Joaquin Luna, a high school senior in California, committed suicide on Friday. He wanted to become an engineer to provide a better life for his mother, but realized that his status as an illegal immigrant made that impossible. Despondent over the failure of the DREAM act to pass, he dressed up in a suit and tie, said goodbye to his family, and shot himself in the head.
Any parent knows, intuitively, that the death of a child is the single worst thing that can happen. My condolences to his family, and to all who knew him.
I’ll concede upfront that it’s impossible to know everything that was going on in someone’s mind. Many people face obstacles and disappointments and don’t respond the way he did.
But it’s hard not to admit that he had a point. That’s what makes the story even more wrenching than so many others.
The DREAM act offers legal status to people who came to this country illegally as young children, conditional on their attainment of a college degree or on performing military service. It gives people who simply came with their parents a chance to attain full membership in the society in which they grew up. Since many of the people covered by the act came across the border as toddlers or young children, the United States is really their home. K-12 districts are required to educate these kids, so many of these kids go all the way through and graduate, only to hit a wall at the end of high school.

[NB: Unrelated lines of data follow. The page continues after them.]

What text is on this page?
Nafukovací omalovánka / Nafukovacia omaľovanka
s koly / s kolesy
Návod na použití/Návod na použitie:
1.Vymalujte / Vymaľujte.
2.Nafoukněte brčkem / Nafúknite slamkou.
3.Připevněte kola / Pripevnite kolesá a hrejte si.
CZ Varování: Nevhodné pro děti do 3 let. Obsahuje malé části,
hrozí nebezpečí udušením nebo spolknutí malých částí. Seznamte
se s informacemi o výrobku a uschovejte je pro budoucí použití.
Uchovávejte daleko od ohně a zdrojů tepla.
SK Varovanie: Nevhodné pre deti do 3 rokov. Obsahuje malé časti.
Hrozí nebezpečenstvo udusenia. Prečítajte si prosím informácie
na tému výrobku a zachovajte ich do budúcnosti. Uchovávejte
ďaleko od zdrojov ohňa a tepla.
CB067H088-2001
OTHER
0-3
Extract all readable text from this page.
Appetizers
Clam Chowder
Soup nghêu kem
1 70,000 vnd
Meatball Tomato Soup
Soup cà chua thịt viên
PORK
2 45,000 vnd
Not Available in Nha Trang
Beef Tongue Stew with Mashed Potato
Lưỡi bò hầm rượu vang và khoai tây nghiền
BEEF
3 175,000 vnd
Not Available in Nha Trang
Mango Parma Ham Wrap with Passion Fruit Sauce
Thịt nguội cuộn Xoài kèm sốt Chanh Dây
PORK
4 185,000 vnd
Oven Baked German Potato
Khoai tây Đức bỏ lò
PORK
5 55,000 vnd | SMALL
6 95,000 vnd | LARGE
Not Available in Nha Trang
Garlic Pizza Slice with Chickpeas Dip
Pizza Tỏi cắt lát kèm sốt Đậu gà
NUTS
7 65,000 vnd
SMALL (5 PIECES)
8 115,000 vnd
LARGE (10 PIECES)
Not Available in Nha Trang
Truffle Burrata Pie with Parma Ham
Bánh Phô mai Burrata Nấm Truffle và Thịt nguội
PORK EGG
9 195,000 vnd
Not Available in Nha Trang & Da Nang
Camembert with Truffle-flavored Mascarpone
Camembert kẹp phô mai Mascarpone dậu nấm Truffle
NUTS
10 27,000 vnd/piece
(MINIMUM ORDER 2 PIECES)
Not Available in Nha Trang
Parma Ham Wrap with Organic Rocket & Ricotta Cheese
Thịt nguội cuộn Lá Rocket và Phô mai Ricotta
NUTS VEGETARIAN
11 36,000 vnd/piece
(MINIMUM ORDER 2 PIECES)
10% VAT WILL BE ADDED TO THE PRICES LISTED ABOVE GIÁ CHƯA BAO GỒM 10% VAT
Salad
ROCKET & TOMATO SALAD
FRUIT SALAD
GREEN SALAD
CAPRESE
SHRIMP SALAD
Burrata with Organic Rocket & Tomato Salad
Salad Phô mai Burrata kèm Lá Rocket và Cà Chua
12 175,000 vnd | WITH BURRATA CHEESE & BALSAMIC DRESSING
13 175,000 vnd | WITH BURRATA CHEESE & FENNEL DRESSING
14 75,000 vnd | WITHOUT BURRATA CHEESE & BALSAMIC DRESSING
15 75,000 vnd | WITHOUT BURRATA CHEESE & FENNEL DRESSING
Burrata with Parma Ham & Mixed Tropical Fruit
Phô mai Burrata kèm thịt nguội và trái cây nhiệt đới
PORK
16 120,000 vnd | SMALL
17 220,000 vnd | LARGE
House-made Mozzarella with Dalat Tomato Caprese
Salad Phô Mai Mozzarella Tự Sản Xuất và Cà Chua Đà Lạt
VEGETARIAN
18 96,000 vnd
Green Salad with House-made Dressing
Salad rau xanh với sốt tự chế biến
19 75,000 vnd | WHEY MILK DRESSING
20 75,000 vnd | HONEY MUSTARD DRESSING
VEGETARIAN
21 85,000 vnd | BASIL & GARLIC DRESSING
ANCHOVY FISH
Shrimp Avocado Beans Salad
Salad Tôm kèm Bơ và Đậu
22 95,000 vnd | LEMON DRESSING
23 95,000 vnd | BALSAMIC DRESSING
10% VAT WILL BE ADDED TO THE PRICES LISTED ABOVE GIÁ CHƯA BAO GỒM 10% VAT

I recognize that there are complicated issues around adult immigration. But around kids who come with their parents, I have a hard time seeing it. Joaquin saw, correctly, that he was essentially confined to a lower caste through no fault of his own. He got the message -- again, with some warrant -- that the United States didn’t really want him. And since he wanted so badly to be here and to work hard for his family -- values that, in other contexts, we claim to hold -- he just couldn’t accept a life sentence to being the working poor.
It’s fashionable lately for people with highfalutin’ degrees to ask whether college is necessary. But on the ground, it clearly is. Yes, student loan debt is a serious issue, but the basic truth still holds that you’re economically better off with a degree than without one.
Yes, there should be economically viable alternatives for people who don’t go to college. But that category shouldn’t be decided by the time a kid is six years old. The way to tamp down the student loan bubble isn’t to ban brown people from college; it’s to get costs under control and restore subsidies through progressive taxation.
Joaquin Luna was, I’m sure, a complicated, three-dimensional person. It would be a mistake to reduce his suicide to a simple political statement. But it would also be a mistake to ignore the message that he was apparently trying to send. He saw that his adopted country was willing to visit the sins of the father upon the son, and the burden was too great for him to bear. Now a family is grieving, and a country has lost a driven young man cursed with insight.
I hope that when the act comes up again -- and passes -- it bears his name. Let the Joaquin Luna DREAM act ensure that we never consign anyone to a lower caste because he followed his parents here as a child.